It is important to consider whether there are any risks associated with interdependency with other programs. For example, a high-capacity surveillance tool may be proposed, but its implementation might depend on the existence of an infrastructure to support that tool. The risk of successfully developing an infrastructure would impact the successful deployment of the surveillance tool.
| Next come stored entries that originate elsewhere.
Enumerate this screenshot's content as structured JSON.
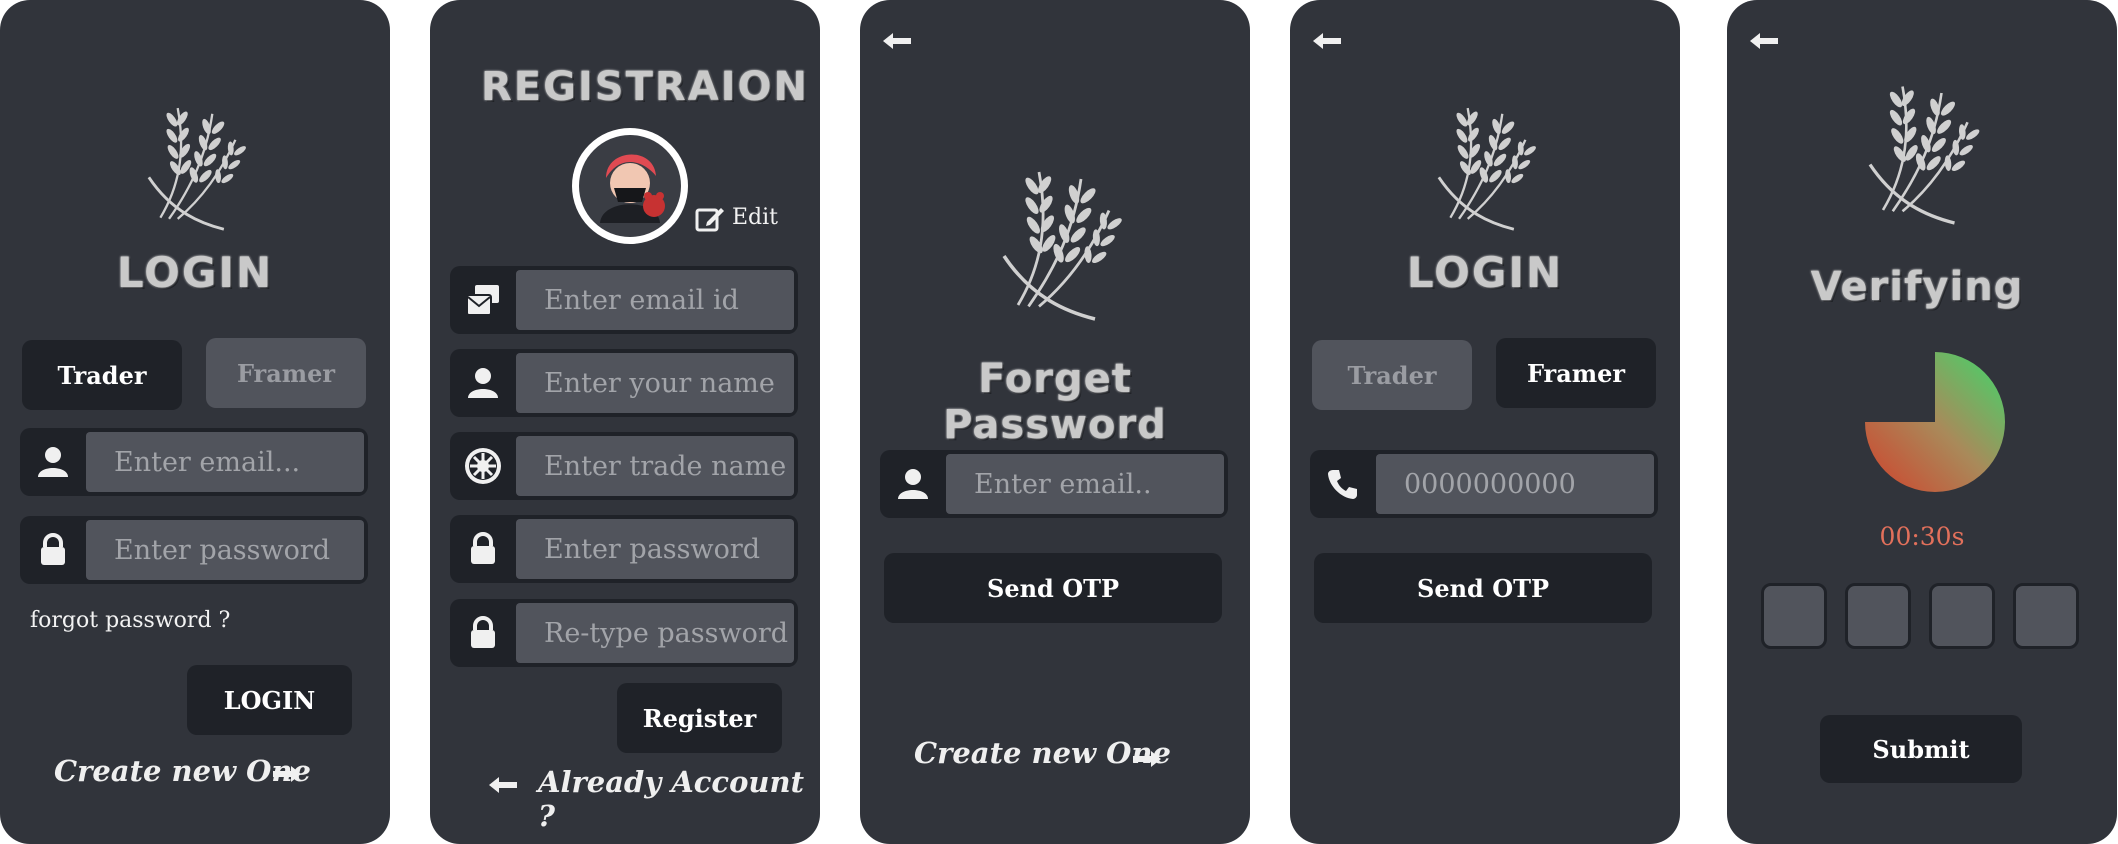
{
  "colors": {
    "background": "#31343b",
    "dark": "#1f2228",
    "input": "#51545c",
    "placeholder": "#a2a4a9",
    "timer": "#e2705b"
  },
  "login_trader": {
    "title": "LOGIN",
    "tabs": {
      "trader": "Trader",
      "framer": "Framer"
    },
    "email_placeholder": "Enter email...",
    "password_placeholder": "Enter password",
    "forgot_label": "forgot password ?",
    "login_button": "LOGIN",
    "create_link": "Create new One"
  },
  "registration": {
    "title": "REGISTRAION",
    "edit_label": "Edit",
    "email_placeholder": "Enter email id",
    "name_placeholder": "Enter your name",
    "trade_placeholder": "Enter trade name",
    "password_placeholder": "Enter password",
    "retype_placeholder": "Re-type password",
    "register_button": "Register",
    "already_link": "Already Account ?"
  },
  "forget_password": {
    "title": "Forget Password",
    "email_placeholder": "Enter email..",
    "send_button": "Send OTP",
    "create_link": "Create new One"
  },
  "login_framer": {
    "title": "LOGIN",
    "tabs": {
      "trader": "Trader",
      "framer": "Framer"
    },
    "phone_placeholder": "0000000000",
    "send_button": "Send OTP"
  },
  "verifying": {
    "title": "Verifying",
    "timer": "00:30s",
    "progress_fraction": 0.75,
    "submit_button": "Submit"
  },
  "icons": [
    "wheat-logo-icon",
    "user-icon",
    "lock-icon",
    "mail-icon",
    "gear-icon",
    "phone-icon",
    "arrow-left-icon",
    "arrow-right-icon",
    "edit-icon",
    "avatar"
  ]
}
Interdependency risks, may be identified by examining NAS Architecture artifacts, and translated to one or more baseline parameters.
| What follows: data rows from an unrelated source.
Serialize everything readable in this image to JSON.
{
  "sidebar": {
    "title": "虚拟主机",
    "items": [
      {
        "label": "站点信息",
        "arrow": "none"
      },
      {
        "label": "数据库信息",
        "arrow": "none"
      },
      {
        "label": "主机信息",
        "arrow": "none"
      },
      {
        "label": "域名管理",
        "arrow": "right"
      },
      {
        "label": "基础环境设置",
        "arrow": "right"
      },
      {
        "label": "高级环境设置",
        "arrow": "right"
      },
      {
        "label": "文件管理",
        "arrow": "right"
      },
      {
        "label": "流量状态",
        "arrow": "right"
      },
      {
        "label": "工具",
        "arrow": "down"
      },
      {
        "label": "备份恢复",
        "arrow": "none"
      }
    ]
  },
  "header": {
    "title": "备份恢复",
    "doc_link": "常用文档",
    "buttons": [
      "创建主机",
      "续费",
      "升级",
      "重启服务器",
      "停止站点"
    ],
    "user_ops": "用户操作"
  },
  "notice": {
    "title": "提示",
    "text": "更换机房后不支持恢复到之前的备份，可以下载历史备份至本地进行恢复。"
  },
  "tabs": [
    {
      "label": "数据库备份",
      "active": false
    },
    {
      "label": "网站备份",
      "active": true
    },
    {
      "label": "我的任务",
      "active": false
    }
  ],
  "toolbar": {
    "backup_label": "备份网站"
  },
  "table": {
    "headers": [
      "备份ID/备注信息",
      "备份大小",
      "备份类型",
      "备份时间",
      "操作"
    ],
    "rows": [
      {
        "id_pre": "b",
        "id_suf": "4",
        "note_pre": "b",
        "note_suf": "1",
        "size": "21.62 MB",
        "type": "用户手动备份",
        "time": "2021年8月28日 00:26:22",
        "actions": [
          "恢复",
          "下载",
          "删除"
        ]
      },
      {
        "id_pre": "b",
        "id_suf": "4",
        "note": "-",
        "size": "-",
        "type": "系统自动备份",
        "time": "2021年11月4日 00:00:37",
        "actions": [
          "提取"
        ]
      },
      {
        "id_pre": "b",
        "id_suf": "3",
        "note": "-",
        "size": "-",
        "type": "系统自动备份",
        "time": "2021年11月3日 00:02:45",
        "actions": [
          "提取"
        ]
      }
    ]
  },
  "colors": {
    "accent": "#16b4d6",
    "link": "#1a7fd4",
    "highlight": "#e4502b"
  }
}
The consequences of the impact of a risk on a baseline parameter should be determined and captured in the Risk Register shown in Appendix C. Identifying the consequences of the impact provides an understanding of the problem that has to be addressed by the mitigation option and strategy discussed in Section 3.4 Mitigation Option and Strategy (Develop Mitigation Strategies Phase).
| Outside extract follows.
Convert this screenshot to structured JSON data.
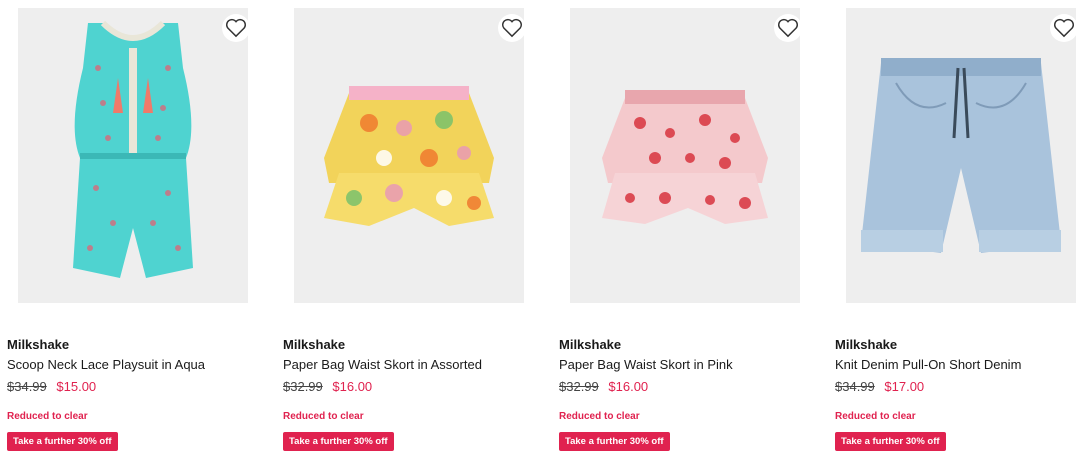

During the risk identification process, the Source, Risk Name, Root Cause, Impacts and Consequence sections of the Risk Register should be completed for each risk.

3.3 Risk Analysis

The risk team, with the help of SMEs, assesses the risk rating (high, medium or low) of each risk by analyzing the likelihood of occurrence and consequence of occurrence according to the criteria presented below.

3.3.1 Likelihood of Occurrence Evaluation Criteria

The likelihood of occurrence is defined as the perceived chance that an identified risk will actually happen. Five levels of perceived likelihood are proposed for use in risk assessment. These are identified in Table 2 below.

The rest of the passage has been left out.